3. The Munchauseen trillema observes the forms of thus triad as the "point" of the observer, a linear continuum of assumptions, and the cyclic nature of the assumptions repeating through a self referencing nature. This is observed symbolically through the ⊙ as the Monad, which has a common bond in all the worlds religions with all the religions referencing a trinity.

Answer 8

Hermes Trismegistus (thrice great) was said to have written the original basis of Hermeticism.

Much of the importance of Hermeticism arises from its connection with the development of science during the time from 1300 to 1600 AD. The prominence that it gave to the idea of influencing or controlling nature led many scientists to look to magic and its allied arts (e.g., alchemy, astrology) which, it was thought, could put nature to the test by means of experiments. Consequently, it was the practical aspects of Hermetic writings that attracted the attention of scientists.[12] Isaac Newton placed great faith in the concept of an unadulterated, pure, ancient doctrine, which he studied vigorously to aid his understanding of the physical world.

As philosophy it seems slightly bizarre and antiquated, but it is still gets quite some coverage in undergraduate classes. It's conceivable (to me anyway) that his status as "thrice great" -- perhaps due to him being priest, philosopher and king -- helped form some contemporary affinity for trinities. In the same way as the Holy Trinity.

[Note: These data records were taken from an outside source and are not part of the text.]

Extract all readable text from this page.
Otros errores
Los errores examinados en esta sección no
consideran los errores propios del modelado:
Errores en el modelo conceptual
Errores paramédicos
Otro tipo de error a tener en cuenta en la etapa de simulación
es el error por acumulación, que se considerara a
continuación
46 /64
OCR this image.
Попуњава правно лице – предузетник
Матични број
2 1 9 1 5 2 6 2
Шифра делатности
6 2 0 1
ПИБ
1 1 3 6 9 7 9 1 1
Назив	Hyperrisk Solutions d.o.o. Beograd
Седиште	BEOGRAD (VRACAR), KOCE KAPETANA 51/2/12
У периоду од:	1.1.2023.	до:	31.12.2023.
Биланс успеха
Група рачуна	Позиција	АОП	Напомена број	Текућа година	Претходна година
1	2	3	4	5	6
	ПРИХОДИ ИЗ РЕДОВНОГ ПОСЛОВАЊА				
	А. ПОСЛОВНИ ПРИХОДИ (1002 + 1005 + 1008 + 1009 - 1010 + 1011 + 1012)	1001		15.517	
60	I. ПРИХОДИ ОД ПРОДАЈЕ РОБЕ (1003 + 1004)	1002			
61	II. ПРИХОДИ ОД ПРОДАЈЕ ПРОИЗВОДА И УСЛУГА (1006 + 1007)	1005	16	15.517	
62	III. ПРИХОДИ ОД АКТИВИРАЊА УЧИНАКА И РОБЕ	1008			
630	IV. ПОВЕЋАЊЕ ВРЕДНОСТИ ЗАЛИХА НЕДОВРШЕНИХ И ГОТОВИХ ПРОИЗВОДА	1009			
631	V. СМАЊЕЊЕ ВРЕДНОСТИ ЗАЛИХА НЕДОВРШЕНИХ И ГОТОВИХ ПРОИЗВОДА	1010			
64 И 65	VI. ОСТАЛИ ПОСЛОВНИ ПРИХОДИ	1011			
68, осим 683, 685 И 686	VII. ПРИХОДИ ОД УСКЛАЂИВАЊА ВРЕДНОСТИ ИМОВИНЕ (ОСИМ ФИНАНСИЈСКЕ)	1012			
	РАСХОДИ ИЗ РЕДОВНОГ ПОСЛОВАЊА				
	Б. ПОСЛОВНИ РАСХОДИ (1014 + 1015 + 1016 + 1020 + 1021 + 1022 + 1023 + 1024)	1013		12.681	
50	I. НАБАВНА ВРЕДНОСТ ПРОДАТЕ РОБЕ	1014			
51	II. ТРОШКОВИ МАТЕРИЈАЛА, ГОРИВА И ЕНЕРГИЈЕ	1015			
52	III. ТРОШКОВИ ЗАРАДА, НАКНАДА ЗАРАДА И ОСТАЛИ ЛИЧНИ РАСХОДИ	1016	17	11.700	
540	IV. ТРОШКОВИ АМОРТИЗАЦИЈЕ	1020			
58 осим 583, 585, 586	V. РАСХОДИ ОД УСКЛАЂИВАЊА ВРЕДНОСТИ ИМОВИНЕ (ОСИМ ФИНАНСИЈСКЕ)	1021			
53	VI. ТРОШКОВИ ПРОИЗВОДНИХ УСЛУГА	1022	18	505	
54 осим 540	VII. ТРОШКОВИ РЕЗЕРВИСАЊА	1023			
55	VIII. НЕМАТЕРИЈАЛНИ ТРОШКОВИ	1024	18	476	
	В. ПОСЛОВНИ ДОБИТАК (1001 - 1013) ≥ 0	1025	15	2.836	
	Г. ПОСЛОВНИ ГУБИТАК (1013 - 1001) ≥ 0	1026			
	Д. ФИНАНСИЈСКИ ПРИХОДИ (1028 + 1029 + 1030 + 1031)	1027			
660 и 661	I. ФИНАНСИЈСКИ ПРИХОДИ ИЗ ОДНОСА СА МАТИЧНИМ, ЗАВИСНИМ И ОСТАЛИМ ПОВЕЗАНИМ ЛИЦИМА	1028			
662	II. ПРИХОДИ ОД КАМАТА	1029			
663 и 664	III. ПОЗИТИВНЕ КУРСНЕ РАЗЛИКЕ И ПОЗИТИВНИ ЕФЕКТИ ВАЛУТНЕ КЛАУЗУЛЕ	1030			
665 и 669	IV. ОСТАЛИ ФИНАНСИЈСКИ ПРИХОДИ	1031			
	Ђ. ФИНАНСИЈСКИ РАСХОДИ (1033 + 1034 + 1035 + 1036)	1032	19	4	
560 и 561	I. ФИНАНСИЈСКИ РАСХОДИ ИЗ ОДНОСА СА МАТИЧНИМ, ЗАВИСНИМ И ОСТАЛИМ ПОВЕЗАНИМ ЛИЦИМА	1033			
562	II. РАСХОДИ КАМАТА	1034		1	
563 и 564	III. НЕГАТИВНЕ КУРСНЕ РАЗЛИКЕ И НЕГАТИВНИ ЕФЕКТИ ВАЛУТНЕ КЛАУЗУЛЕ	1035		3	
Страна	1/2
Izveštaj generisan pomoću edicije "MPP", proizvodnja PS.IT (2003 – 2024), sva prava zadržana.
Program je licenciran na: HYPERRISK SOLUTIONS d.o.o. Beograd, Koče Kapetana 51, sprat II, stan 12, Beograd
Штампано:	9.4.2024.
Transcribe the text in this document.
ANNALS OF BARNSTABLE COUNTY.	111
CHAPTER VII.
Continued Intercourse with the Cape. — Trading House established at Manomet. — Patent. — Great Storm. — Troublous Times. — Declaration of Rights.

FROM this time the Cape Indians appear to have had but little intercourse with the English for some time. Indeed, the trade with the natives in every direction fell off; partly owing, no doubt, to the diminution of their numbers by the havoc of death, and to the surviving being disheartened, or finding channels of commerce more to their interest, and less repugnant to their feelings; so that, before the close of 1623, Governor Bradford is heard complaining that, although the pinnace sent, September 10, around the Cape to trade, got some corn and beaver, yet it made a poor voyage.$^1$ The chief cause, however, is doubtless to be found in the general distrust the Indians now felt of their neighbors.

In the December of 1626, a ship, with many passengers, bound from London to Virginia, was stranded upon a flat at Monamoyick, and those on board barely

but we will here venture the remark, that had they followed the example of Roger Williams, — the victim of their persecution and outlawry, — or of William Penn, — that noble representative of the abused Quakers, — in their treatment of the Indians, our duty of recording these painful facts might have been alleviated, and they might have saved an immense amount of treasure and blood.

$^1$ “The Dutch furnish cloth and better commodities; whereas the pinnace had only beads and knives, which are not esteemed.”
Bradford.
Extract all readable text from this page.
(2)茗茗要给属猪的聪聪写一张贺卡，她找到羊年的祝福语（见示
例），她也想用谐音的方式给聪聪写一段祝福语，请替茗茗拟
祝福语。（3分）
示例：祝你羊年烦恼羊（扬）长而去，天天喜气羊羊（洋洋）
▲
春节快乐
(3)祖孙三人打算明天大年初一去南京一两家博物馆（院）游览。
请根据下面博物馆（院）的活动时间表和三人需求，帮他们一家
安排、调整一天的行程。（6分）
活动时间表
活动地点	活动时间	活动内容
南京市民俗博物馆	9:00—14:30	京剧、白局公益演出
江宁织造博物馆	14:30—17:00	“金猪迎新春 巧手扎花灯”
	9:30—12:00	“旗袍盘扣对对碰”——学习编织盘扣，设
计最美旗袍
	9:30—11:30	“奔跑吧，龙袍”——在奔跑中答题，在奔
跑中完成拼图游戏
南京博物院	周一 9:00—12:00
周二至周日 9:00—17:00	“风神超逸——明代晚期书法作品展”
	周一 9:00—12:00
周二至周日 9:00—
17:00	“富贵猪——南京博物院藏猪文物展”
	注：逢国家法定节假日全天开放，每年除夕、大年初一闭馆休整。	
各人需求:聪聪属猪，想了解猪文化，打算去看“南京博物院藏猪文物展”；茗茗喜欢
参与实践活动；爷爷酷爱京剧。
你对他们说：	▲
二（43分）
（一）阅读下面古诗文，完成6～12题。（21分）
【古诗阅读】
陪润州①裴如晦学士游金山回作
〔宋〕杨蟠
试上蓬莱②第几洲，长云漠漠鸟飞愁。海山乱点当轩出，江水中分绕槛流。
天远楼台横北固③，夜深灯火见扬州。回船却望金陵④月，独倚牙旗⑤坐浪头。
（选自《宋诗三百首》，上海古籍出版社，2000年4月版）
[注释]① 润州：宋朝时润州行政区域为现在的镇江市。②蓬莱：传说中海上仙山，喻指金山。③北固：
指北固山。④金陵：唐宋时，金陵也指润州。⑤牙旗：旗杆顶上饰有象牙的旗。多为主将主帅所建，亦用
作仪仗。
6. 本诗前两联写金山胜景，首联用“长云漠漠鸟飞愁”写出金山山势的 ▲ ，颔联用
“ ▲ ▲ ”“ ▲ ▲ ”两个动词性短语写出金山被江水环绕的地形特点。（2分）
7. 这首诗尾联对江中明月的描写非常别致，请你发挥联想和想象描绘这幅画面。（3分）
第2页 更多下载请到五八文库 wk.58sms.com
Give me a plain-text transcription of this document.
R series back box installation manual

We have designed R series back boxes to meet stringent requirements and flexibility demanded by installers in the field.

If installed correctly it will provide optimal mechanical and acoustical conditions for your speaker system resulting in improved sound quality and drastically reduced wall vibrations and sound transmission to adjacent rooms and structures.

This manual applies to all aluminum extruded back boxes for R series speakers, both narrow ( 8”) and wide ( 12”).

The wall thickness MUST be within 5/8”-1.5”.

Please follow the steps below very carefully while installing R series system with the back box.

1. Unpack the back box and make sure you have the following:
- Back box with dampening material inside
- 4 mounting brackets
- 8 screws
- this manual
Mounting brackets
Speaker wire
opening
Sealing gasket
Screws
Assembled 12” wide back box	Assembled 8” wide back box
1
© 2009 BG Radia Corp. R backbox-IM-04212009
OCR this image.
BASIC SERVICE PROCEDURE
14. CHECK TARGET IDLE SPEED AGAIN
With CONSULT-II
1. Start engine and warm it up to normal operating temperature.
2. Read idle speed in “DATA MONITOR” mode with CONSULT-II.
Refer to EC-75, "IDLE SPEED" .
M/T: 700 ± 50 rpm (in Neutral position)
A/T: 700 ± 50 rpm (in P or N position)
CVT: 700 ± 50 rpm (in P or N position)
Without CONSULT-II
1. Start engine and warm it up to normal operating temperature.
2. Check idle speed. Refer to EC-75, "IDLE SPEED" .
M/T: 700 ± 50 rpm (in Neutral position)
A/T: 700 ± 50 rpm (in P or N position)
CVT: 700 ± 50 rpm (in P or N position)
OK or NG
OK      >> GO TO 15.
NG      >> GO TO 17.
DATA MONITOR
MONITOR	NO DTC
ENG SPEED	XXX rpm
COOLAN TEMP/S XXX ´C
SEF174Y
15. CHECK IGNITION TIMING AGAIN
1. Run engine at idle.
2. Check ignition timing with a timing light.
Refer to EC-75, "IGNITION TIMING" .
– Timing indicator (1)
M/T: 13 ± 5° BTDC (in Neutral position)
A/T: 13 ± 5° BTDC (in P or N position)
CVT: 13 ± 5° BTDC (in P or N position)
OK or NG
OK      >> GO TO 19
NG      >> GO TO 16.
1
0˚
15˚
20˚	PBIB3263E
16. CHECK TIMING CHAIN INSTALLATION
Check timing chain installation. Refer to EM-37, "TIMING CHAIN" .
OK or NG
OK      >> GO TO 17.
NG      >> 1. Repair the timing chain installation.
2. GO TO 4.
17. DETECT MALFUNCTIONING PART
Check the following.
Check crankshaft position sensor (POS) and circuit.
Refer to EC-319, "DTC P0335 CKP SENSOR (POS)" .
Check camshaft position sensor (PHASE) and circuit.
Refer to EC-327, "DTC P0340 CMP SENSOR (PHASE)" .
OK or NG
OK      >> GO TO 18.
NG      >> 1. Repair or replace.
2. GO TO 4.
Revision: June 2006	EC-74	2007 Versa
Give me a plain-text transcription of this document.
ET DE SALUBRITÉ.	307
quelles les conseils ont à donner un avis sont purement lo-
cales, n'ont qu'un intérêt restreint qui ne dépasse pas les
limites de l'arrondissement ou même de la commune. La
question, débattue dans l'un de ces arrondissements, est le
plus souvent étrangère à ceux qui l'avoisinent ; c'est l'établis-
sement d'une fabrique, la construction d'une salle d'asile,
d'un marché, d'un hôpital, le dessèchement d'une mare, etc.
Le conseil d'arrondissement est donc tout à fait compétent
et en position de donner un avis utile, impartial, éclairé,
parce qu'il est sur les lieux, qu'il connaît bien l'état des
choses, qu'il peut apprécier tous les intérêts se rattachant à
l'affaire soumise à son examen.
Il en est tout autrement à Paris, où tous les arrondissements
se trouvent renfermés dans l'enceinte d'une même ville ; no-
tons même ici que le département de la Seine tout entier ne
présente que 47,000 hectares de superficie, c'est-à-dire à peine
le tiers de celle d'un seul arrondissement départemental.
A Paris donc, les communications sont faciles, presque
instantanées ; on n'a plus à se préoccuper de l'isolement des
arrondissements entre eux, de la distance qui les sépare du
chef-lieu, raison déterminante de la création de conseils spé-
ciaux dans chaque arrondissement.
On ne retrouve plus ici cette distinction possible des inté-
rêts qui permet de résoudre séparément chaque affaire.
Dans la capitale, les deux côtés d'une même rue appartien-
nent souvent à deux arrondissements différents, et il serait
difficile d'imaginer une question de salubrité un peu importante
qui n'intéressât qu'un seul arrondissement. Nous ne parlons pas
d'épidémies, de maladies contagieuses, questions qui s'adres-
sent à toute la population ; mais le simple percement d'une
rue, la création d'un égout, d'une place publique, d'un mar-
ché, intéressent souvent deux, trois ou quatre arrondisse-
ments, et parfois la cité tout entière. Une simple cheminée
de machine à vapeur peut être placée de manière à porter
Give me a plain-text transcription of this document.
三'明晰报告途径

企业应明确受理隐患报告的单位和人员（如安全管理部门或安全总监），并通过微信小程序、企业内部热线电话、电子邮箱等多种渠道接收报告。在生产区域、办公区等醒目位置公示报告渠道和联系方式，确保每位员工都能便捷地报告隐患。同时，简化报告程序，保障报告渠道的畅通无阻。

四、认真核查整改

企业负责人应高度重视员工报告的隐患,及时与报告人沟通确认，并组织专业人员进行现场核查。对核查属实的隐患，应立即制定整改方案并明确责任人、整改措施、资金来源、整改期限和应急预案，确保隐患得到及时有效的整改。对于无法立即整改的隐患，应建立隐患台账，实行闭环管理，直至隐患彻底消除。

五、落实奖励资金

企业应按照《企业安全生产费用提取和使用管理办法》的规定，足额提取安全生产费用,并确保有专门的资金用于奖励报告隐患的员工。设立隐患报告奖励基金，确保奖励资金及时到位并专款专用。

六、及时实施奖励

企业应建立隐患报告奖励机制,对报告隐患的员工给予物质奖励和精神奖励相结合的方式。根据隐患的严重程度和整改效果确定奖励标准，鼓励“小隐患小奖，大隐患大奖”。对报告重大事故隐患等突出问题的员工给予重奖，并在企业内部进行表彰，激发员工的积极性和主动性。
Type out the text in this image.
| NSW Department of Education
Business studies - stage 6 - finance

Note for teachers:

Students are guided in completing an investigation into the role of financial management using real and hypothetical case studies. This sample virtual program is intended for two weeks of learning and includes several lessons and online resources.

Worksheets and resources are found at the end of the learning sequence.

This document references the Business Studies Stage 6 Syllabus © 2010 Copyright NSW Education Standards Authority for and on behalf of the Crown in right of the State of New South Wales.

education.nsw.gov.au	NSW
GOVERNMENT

This affinity is perhaps most evident in Peirce's theory of categories, which he numbers to three. "Thirdness" has the quality of mediation. Presumably because "secondness" is a dyad linking two things with "firstness", but it itself is already actual, and so in need of something more if it is to be signified or represented.

I wouldn't take it too seriously. While his categories may be a useful paradigm to help thinking, the Chrsitian Trinity is just so ingrained in our culture that it's difficult to treat 'trinity' independent of it. Why not attribute special status to 'duality', given Descartes and the self's separation from the world? It's not like substance pluralists have an easy time of it. Or why not the number ten, given the decimal system?

---

Nb 'synthesis' could perhaps be thought of as involving two qualities, a greater (in number, action, conception, whatever) and lesser one, and their unity then thought of as a third thing. That doesn't strike me as an especially helpful simplification, however.

Mind you, I'm not sure that wholes are anything in addition to their parts, and then synthesis in the sense of inclusion is just a dyad.